Borg, dopo avere raccolto tre soli game contro Mayer, disse: “Ho cercato di fare il massimo, ma non avevo niente da dare”. Lendl spiegò la sconfitta contro Connors, e in particolare il quasi cappotto nel secondo set come la conseguenza di un “cambio di tattica che non ha funzionato”. Connors invece, alla domanda se Lendl avesse perso apposta, replicò a suo modo: “Non ho intenzione di darvi una risposta” e intanto faceva sì con la testa. E poi definì Ivan un “chicken“.

È evidente che la formula a round robin ha connaturati questi problemi, e non sembrano essere sufficienti i punti in palio e la differenza del premio in denaro tra chi vince e perde il singolo match a cancellare i sospetti.

E quindi? Quali possono essere le alternative?
C’è chi sostiene sia comunque meglio, anche con soli otto partecipanti, affidarsi all’eliminazione diretta: una manifestazione breve, ma senza ombre e sospetti. Ma quanto può reggere in termini economici e di spettacolo un torneo di sole sette partite? I costi organizzativi sarebbero male ammortizzati, la presenza di grandi protagonisti poco valorizzata (quattro giocatori disputerebbero appena un match); e nella sua assoluta brevità un torneo del genere rischierebbe di non riuscire a costituirsi come un evento in grado di essere raccontato con il giusto respiro dai media.

C’è chi propende sempre per l’eliminazione diretta, ma con sedici giocatori (già utilizzata in passato sia dagli uomini sia, soprattutto, dalle donne). Anche in questo caso non mancano le obiezioni: allargando i partecipanti ai primi 16 la qualità media delle partite si abbassa; e l’esclusività, che è la caratteristica fondamentale del torneo, viene annacquata; in fondo oggi al Masters ogni partita, anche quella che sulla carta può apparire meno interessante, è comunque uno scontro tra top ten. E la fase di selezione, la cosiddetta Race, finirebbe per essere sminuita nel momento in cui la soglia di accesso si abbassa drasticamente.

Sembra dunque impossibile trovare una formula che possa soddisfare del tutto.
Personalmente preferisco ancora la soluzione attuale. Non la considero certo perfetta, né un modello da utilizzare altre volte in stagione, ma se teniamo presenti le premesse storiche penso che in via eccezionale valga la pena di sacrificare lo spirito dell’eliminazione diretta a vantaggio dell’esclusività dei partecipanti, attraverso un torneo comunque in grado di occupare una intera settimana.
Per quanto mi riguarda, e per una sola volta all’anno, finisco anche per apprezzare i conteggi al limite dell’assurdo che a volte sono necessari quando ci si trova con più contendenti a parità di vittorie. Ricordo a questo proposito come nel 2009 arrivarono talmente vicini Federer, Del Potro e Murray che fu addirittura un solo game a fare la differenza tra Del Potro e Murray, eliminato.
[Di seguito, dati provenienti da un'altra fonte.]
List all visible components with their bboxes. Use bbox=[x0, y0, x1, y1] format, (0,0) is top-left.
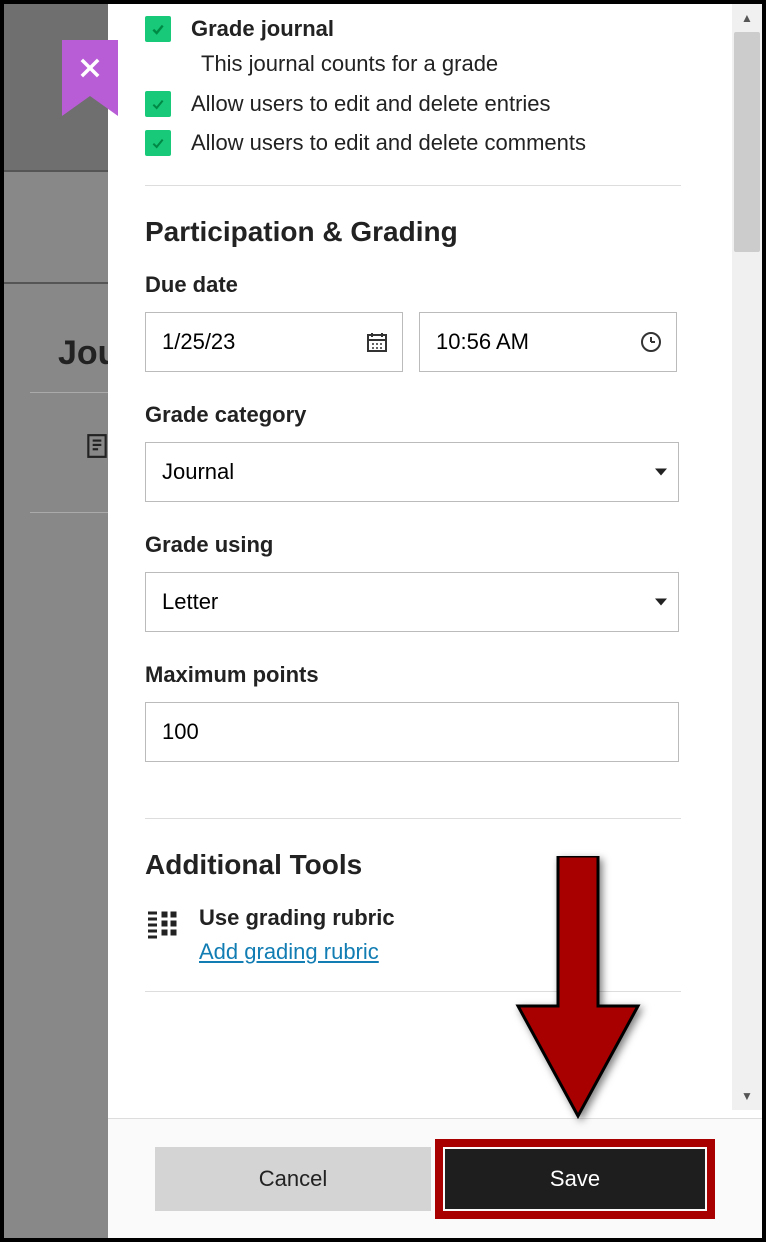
chevron-down-icon bbox=[655, 469, 667, 476]
grade-category-value: Journal bbox=[162, 459, 234, 485]
chevron-down-icon bbox=[655, 599, 667, 606]
close-icon bbox=[76, 54, 104, 82]
edit-comments-label: Allow users to edit and delete comments bbox=[191, 126, 586, 159]
grade-journal-description: This journal counts for a grade bbox=[201, 51, 685, 77]
grade-using-value: Letter bbox=[162, 589, 218, 615]
background-divider bbox=[30, 512, 108, 513]
background-document-icon bbox=[84, 432, 110, 467]
max-points-input[interactable] bbox=[145, 702, 679, 762]
grade-category-select[interactable]: Journal bbox=[145, 442, 679, 502]
clock-icon[interactable] bbox=[639, 330, 663, 354]
save-button-highlight: Save bbox=[435, 1139, 715, 1219]
grade-journal-checkbox[interactable] bbox=[145, 16, 171, 42]
due-date-label: Due date bbox=[145, 272, 685, 298]
check-icon bbox=[150, 96, 166, 112]
scrollbar-down-button[interactable]: ▼ bbox=[732, 1082, 762, 1110]
scrollbar-thumb[interactable] bbox=[734, 32, 760, 252]
background-gray bbox=[4, 4, 108, 1238]
grade-category-label: Grade category bbox=[145, 402, 685, 428]
check-icon bbox=[150, 135, 166, 151]
panel-footer: Cancel Save bbox=[108, 1118, 762, 1238]
background-underline bbox=[30, 392, 108, 393]
edit-comments-checkbox[interactable] bbox=[145, 130, 171, 156]
rubric-label: Use grading rubric bbox=[199, 905, 395, 931]
max-points-label: Maximum points bbox=[145, 662, 685, 688]
save-button[interactable]: Save bbox=[445, 1149, 705, 1209]
check-icon bbox=[150, 21, 166, 37]
participation-section-title: Participation & Grading bbox=[145, 216, 685, 248]
close-panel-button[interactable] bbox=[62, 40, 118, 96]
section-divider bbox=[145, 818, 681, 819]
cancel-button[interactable]: Cancel bbox=[155, 1147, 431, 1211]
calendar-icon[interactable] bbox=[365, 330, 389, 354]
background-divider bbox=[4, 170, 108, 172]
background-divider bbox=[4, 282, 108, 284]
add-rubric-link[interactable]: Add grading rubric bbox=[199, 939, 379, 964]
edit-entries-checkbox[interactable] bbox=[145, 91, 171, 117]
grade-journal-label: Grade journal bbox=[191, 12, 334, 45]
grade-using-select[interactable]: Letter bbox=[145, 572, 679, 632]
edit-entries-label: Allow users to edit and delete entries bbox=[191, 87, 551, 120]
annotation-arrow bbox=[508, 856, 648, 1141]
section-divider bbox=[145, 185, 681, 186]
scrollbar-up-button[interactable]: ▲ bbox=[732, 4, 762, 32]
rubric-icon bbox=[145, 905, 181, 948]
grade-using-label: Grade using bbox=[145, 532, 685, 558]
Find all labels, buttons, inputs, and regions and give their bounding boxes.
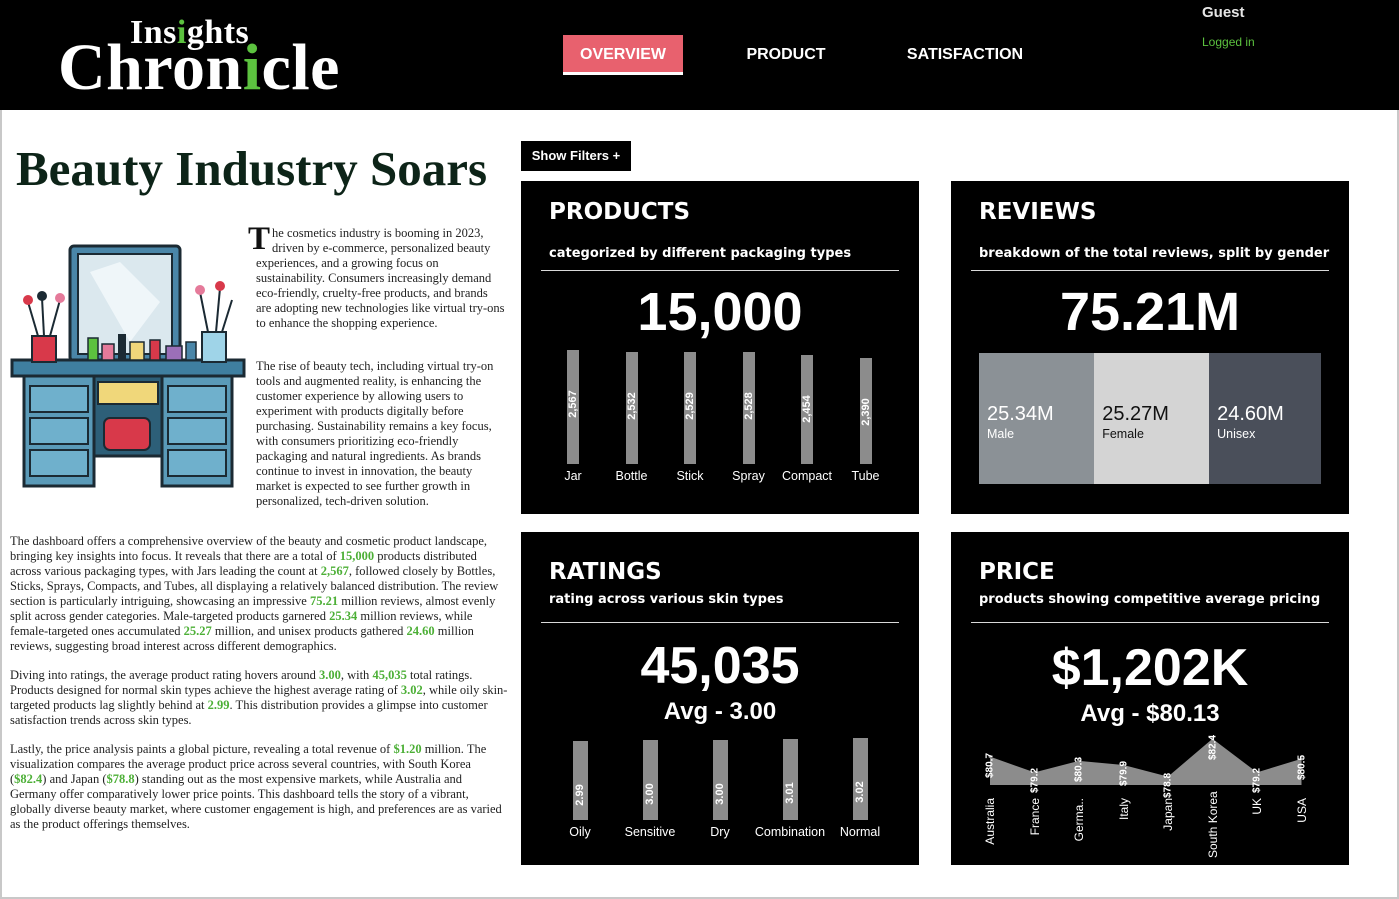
segment-label: Male	[987, 427, 1015, 441]
reviews-divider	[971, 270, 1329, 271]
tab-satisfaction[interactable]: SATISFACTION	[893, 35, 1037, 75]
paragraph-text: Diving into ratings, the average product…	[10, 668, 319, 682]
highlighted-figure: 2.99	[207, 698, 230, 712]
reviews-card-title: REVIEWS	[979, 199, 1097, 225]
paragraph-text: , with	[340, 668, 373, 682]
show-filters-button[interactable]: Show Filters +	[521, 141, 631, 171]
price-country-label: Australia	[983, 798, 997, 845]
bar-category-label: Combination	[754, 825, 826, 839]
segment-value: 25.34M	[987, 403, 1054, 425]
article-paragraph-4: Diving into ratings, the average product…	[10, 668, 510, 728]
paragraph-text: million, and unisex products gathered	[211, 624, 407, 638]
ratings-card-subtitle: rating across various skin types	[549, 592, 784, 607]
segment-value: 24.60M	[1217, 403, 1284, 425]
highlighted-figure: $78.8	[106, 772, 135, 786]
segment-value: 25.27M	[1102, 403, 1169, 425]
login-status: Logged in	[1202, 35, 1255, 49]
article-headline: Beauty Industry Soars	[16, 141, 488, 196]
paragraph-text: Lastly, the price analysis paints a glob…	[10, 742, 394, 756]
price-country-label: Italy	[1116, 798, 1131, 821]
price-country-label: France	[1027, 798, 1042, 836]
ratings-average: Avg - 3.00	[663, 698, 777, 725]
price-country-label: South Korea	[1205, 791, 1220, 858]
bar-category-label: Sensitive	[624, 825, 676, 839]
products-divider	[541, 270, 899, 271]
price-country-label: Germa..	[1072, 798, 1086, 842]
bar-category-label: Dry	[710, 825, 730, 839]
bar-category-label: Tube	[851, 469, 880, 483]
price-country-label: Japan	[1161, 798, 1175, 831]
highlighted-figure: 3.02	[400, 683, 423, 697]
products-card-subtitle: categorized by different packaging types	[549, 246, 852, 261]
drop-cap: T	[248, 221, 271, 257]
products-card-title: PRODUCTS	[549, 199, 691, 225]
ratings-card-title: RATINGS	[549, 559, 662, 585]
bar-category-label: Oily	[569, 825, 591, 839]
price-area-svg	[988, 737, 1303, 785]
price-value-label: $80.3	[1073, 756, 1085, 782]
highlighted-figure: 2,567	[320, 564, 349, 578]
ratings-total: 45,035	[640, 637, 800, 695]
article-paragraph-3: The dashboard offers a comprehensive ove…	[10, 534, 510, 654]
ratings-card: RATINGS rating across various skin types…	[521, 532, 919, 865]
bar-value-label: 3.01	[784, 782, 796, 804]
price-country-label: USA	[1294, 798, 1309, 823]
price-card: PRICE products showing competitive avera…	[951, 532, 1349, 865]
brand-logo[interactable]: Insights Chronicle	[58, 14, 358, 104]
highlighted-figure: 24.60	[406, 624, 435, 638]
ratings-divider	[541, 622, 899, 623]
products-total: 15,000	[637, 282, 803, 342]
price-value-label: $82.4	[1207, 734, 1218, 760]
tab-overview[interactable]: OVERVIEW	[563, 35, 683, 75]
bar-value-label: 2,454	[801, 395, 813, 423]
highlighted-figure: 25.27	[183, 624, 212, 638]
logo-word-chronicle: Chronicle	[58, 31, 340, 104]
price-value-label: $79.2	[1029, 768, 1040, 794]
bar-value-label: 3.02	[854, 781, 866, 803]
user-name[interactable]: Guest	[1202, 4, 1245, 21]
highlighted-figure: 3.00	[318, 668, 341, 682]
article-paragraph-5: Lastly, the price analysis paints a glob…	[10, 742, 510, 832]
highlighted-figure: $82.4	[14, 772, 43, 786]
reviews-card-subtitle: breakdown of the total reviews, split by…	[979, 246, 1330, 261]
top-bar: Insights Chronicle OVERVIEW PRODUCT SATI…	[0, 0, 1399, 110]
article-paragraph-2: The rise of beauty tech, including virtu…	[256, 359, 494, 508]
bar-value-label: 2,529	[684, 391, 696, 420]
price-value-label: $79.9	[1118, 761, 1129, 787]
price-country-label: UK	[1250, 798, 1264, 815]
highlighted-figure: 75.21	[309, 594, 339, 608]
gender-segment-male[interactable]: 25.34M Male	[979, 353, 1095, 484]
paragraph-1-text: he cosmetics industry is booming in 2023…	[256, 226, 505, 330]
highlighted-figure: 25.34	[329, 609, 358, 623]
bar-value-label: 2,390	[859, 398, 872, 426]
tab-product[interactable]: PRODUCT	[730, 35, 842, 75]
vanity-dresser-illustration	[10, 244, 246, 488]
highlighted-figure: $1.20	[393, 742, 422, 756]
price-value-label: $79.2	[1251, 768, 1263, 794]
bar-value-label: 3.00	[644, 783, 656, 805]
bar-value-label: 2,528	[742, 391, 755, 420]
bar-value-label: 2.99	[574, 784, 586, 806]
bar-category-label: Normal	[839, 825, 881, 839]
price-value-label: $80.5	[1296, 754, 1307, 780]
gender-segment-female[interactable]: 25.27M Female	[1094, 353, 1210, 484]
bar-value-label: 2,567	[567, 390, 579, 418]
bar-value-label: 3.00	[714, 783, 726, 805]
segment-label: Female	[1102, 427, 1144, 441]
highlighted-figure: 15,000	[339, 549, 375, 563]
reviews-total: 75.21M	[1059, 282, 1241, 342]
gender-segment-unisex[interactable]: 24.60M Unisex	[1209, 353, 1321, 484]
highlighted-figure: 45,035	[372, 668, 407, 682]
paragraph-text: ) and Japan (	[42, 772, 107, 786]
bar-value-label: 2,532	[625, 391, 638, 420]
segment-label: Unisex	[1217, 427, 1256, 441]
article-paragraph-1: The cosmetics industry is booming in 202…	[248, 223, 506, 331]
products-card: PRODUCTS categorized by different packag…	[521, 181, 919, 514]
price-value-label: $80.7	[984, 752, 996, 778]
reviews-card: REVIEWS breakdown of the total reviews, …	[951, 181, 1349, 514]
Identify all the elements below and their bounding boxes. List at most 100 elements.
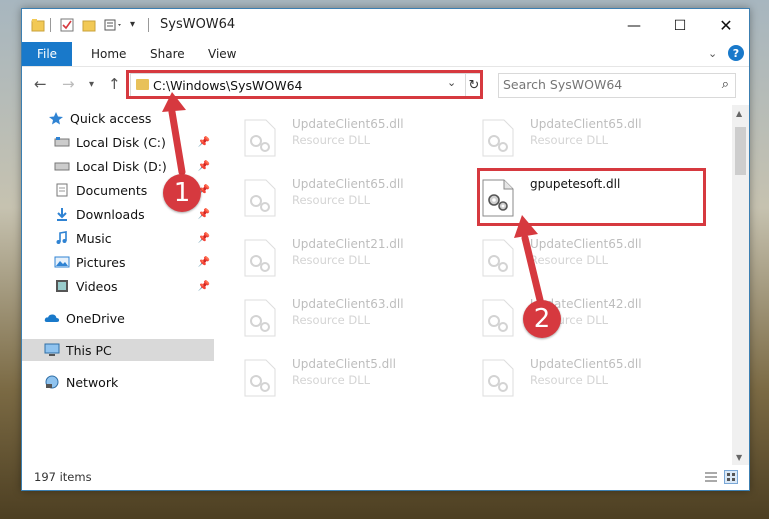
pin-icon[interactable]: 📌 bbox=[198, 209, 210, 220]
file-item[interactable]: UpdateClient65.dll Resource DLL bbox=[244, 175, 464, 227]
file-item[interactable]: UpdateClient21.dll Resource DLL bbox=[244, 235, 464, 287]
tab-share[interactable]: Share bbox=[150, 47, 185, 61]
maximize-button[interactable]: ☐ bbox=[657, 9, 703, 42]
sidebar-item-label: Videos bbox=[76, 278, 118, 294]
tab-file[interactable]: File bbox=[22, 42, 72, 66]
qat-dropdown-icon[interactable]: ▾ bbox=[130, 19, 135, 30]
pin-icon[interactable]: 📌 bbox=[198, 161, 210, 172]
sidebar-item-local-disk-c[interactable]: Local Disk (C:) 📌 bbox=[22, 131, 214, 153]
dll-file-icon bbox=[482, 119, 514, 157]
details-view-icon[interactable] bbox=[704, 470, 718, 484]
this-pc-icon bbox=[44, 343, 60, 357]
sidebar-item-label: OneDrive bbox=[66, 310, 125, 326]
sidebar-item-label: Downloads bbox=[76, 206, 145, 222]
file-type: Resource DLL bbox=[530, 133, 609, 147]
search-input[interactable] bbox=[499, 74, 703, 95]
sidebar-item-videos[interactable]: Videos 📌 bbox=[22, 275, 214, 297]
dll-file-icon bbox=[244, 299, 276, 337]
file-item[interactable]: UpdateClient65.dll Resource DLL bbox=[244, 115, 464, 167]
file-name: UpdateClient5.dll bbox=[292, 357, 396, 371]
vertical-scrollbar[interactable]: ▲ ▼ bbox=[732, 105, 749, 465]
sidebar-item-label: Pictures bbox=[76, 254, 126, 270]
onedrive-icon bbox=[44, 311, 60, 325]
window-title: SysWOW64 bbox=[160, 17, 236, 32]
scroll-down-icon[interactable]: ▼ bbox=[736, 453, 742, 462]
file-name: UpdateClient21.dll bbox=[292, 237, 404, 251]
music-icon bbox=[54, 231, 70, 245]
sidebar-item-pictures[interactable]: Pictures 📌 bbox=[22, 251, 214, 273]
dll-file-icon bbox=[482, 299, 514, 337]
file-type: Resource DLL bbox=[292, 133, 371, 147]
drive-icon bbox=[54, 135, 70, 149]
dll-file-icon bbox=[244, 179, 276, 217]
sidebar-item-label: Music bbox=[76, 230, 112, 246]
folder-icon bbox=[31, 18, 45, 32]
dll-file-icon bbox=[482, 239, 514, 277]
sidebar-item-label: Local Disk (D:) bbox=[76, 158, 167, 174]
dll-file-icon bbox=[244, 239, 276, 277]
ribbon-tabs: File Home Share View ⌄ ? bbox=[22, 42, 749, 67]
file-name: UpdateClient63.dll bbox=[292, 297, 404, 311]
properties-icon[interactable] bbox=[60, 18, 74, 32]
status-bar: 197 items bbox=[22, 465, 749, 490]
dll-file-icon bbox=[244, 359, 276, 397]
item-count: 197 items bbox=[34, 470, 92, 484]
file-name: UpdateClient65.dll bbox=[292, 117, 404, 131]
network-icon bbox=[44, 375, 60, 389]
title-divider bbox=[148, 18, 149, 32]
file-highlight-box bbox=[477, 168, 706, 226]
file-item[interactable]: UpdateClient65.dll Resource DLL bbox=[482, 235, 702, 287]
file-item[interactable]: UpdateClient65.dll Resource DLL bbox=[482, 355, 702, 407]
help-icon[interactable]: ? bbox=[728, 45, 744, 61]
pin-icon[interactable]: 📌 bbox=[198, 137, 210, 148]
search-icon[interactable]: ⌕ bbox=[722, 77, 729, 92]
title-bar: ▾ SysWOW64 — ☐ ✕ bbox=[22, 9, 749, 42]
forward-arrow-icon[interactable]: → bbox=[62, 75, 75, 93]
pin-icon[interactable]: 📌 bbox=[198, 257, 210, 268]
navigation-pane: Quick access Local Disk (C:) 📌 Local Dis… bbox=[22, 105, 220, 457]
documents-icon bbox=[54, 183, 70, 197]
search-box[interactable]: ⌕ bbox=[498, 73, 736, 98]
tab-view[interactable]: View bbox=[208, 47, 236, 61]
address-highlight-box bbox=[126, 70, 483, 99]
file-type: Resource DLL bbox=[530, 373, 609, 387]
file-list: UpdateClient65.dll Resource DLL UpdateCl… bbox=[232, 105, 732, 457]
pin-icon[interactable]: 📌 bbox=[198, 233, 210, 244]
large-icons-view-icon[interactable] bbox=[724, 470, 738, 484]
file-item[interactable]: UpdateClient63.dll Resource DLL bbox=[244, 295, 464, 347]
sidebar-item-this-pc[interactable]: This PC bbox=[22, 339, 214, 361]
callout-badge-2: 2 bbox=[523, 300, 561, 338]
expand-ribbon-icon[interactable]: ⌄ bbox=[708, 47, 717, 60]
videos-icon bbox=[54, 279, 70, 293]
sidebar-item-music[interactable]: Music 📌 bbox=[22, 227, 214, 249]
close-button[interactable]: ✕ bbox=[703, 9, 749, 42]
pin-icon[interactable]: 📌 bbox=[198, 281, 210, 292]
file-item[interactable]: UpdateClient65.dll Resource DLL bbox=[482, 115, 702, 167]
sidebar-item-label: Documents bbox=[76, 182, 148, 198]
minimize-button[interactable]: — bbox=[611, 9, 657, 42]
sidebar-item-label: Network bbox=[66, 374, 119, 390]
sidebar-item-label: Quick access bbox=[70, 110, 152, 126]
scrollbar-thumb[interactable] bbox=[735, 127, 746, 175]
sidebar-item-onedrive[interactable]: OneDrive bbox=[22, 307, 214, 329]
back-arrow-icon[interactable]: ← bbox=[34, 75, 47, 93]
file-name: UpdateClient65.dll bbox=[530, 237, 642, 251]
customize-qat-icon[interactable] bbox=[104, 18, 124, 32]
pictures-icon bbox=[54, 255, 70, 269]
callout-badge-1: 1 bbox=[163, 174, 201, 212]
file-item[interactable]: UpdateClient5.dll Resource DLL bbox=[244, 355, 464, 407]
file-explorer-window: ▾ SysWOW64 — ☐ ✕ File Home Share View ⌄ … bbox=[21, 8, 750, 491]
star-icon bbox=[48, 111, 64, 125]
tab-home[interactable]: Home bbox=[91, 47, 126, 61]
drive-icon bbox=[54, 159, 70, 173]
sidebar-item-network[interactable]: Network bbox=[22, 371, 214, 393]
scroll-up-icon[interactable]: ▲ bbox=[736, 109, 742, 118]
recent-locations-icon[interactable]: ▾ bbox=[89, 79, 94, 90]
dll-file-icon bbox=[482, 359, 514, 397]
sidebar-item-quick-access[interactable]: Quick access bbox=[22, 107, 214, 129]
sidebar-item-label: Local Disk (C:) bbox=[76, 134, 166, 150]
up-arrow-icon[interactable]: ↑ bbox=[108, 75, 121, 93]
file-type: Resource DLL bbox=[292, 193, 371, 207]
file-item[interactable]: UpdateClient42.dll Resource DLL bbox=[482, 295, 702, 347]
new-folder-icon[interactable] bbox=[82, 18, 96, 32]
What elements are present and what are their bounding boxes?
Allora tutto dovrebbe rimanere così com’è?
Se dipendesse da me, alla formula attuale farei una piccola modifica: introdurrei il giorno di riposo tra la fase a gironi e le semifinali. In alcune situazioni è troppo avvantaggiato chi non gioca l’ultimo giorno (perché il suo girone si è concluso prima) e si trova poi di fronte qualcuno che magari ha lottato sino a qualche ora prima per raggiungere la semifinale.
Ricordo ad esempio Radwanska nel 2012 finire esausta il proprio round robin (dopo un match decisivo di 3 ore e 29 minuti contro Sara Errani vinto 6-7, 7-5, 6-4) poi obbligata a giocare dopo poche ore contro Serena Williams che invece era reduce da un giorno di riposo, proprio perché per calendario aveva iniziato prima.
Non solo: avere 24 ore in più per recuperare limiterebbe sostanzialmente anche il rischio di scarso impegno nel terzo match da parte di chi è già matematicamente qualificato e si preoccupa di non sprecare energie.

Questa è la mia posizione, ma mi rendo conto che i detrattori dell’attuale formula hanno ottimi argomenti per rifiutare il principio del round robin e desiderare che il tennis non tradisca mai un aspetto fondamentale, quello dell’eliminazione diretta: chi vince un torneo deve sempre farlo da imbattuto, e chi perde è fuori.

P.S. Ringrazio Mario T, che ha segnalato un errore nella prima stesura dell’articolo in cui avevo scritto che Halep aveva vinto il suo match contro Ivanovic. Ora il dato dovrebbe essere esatto.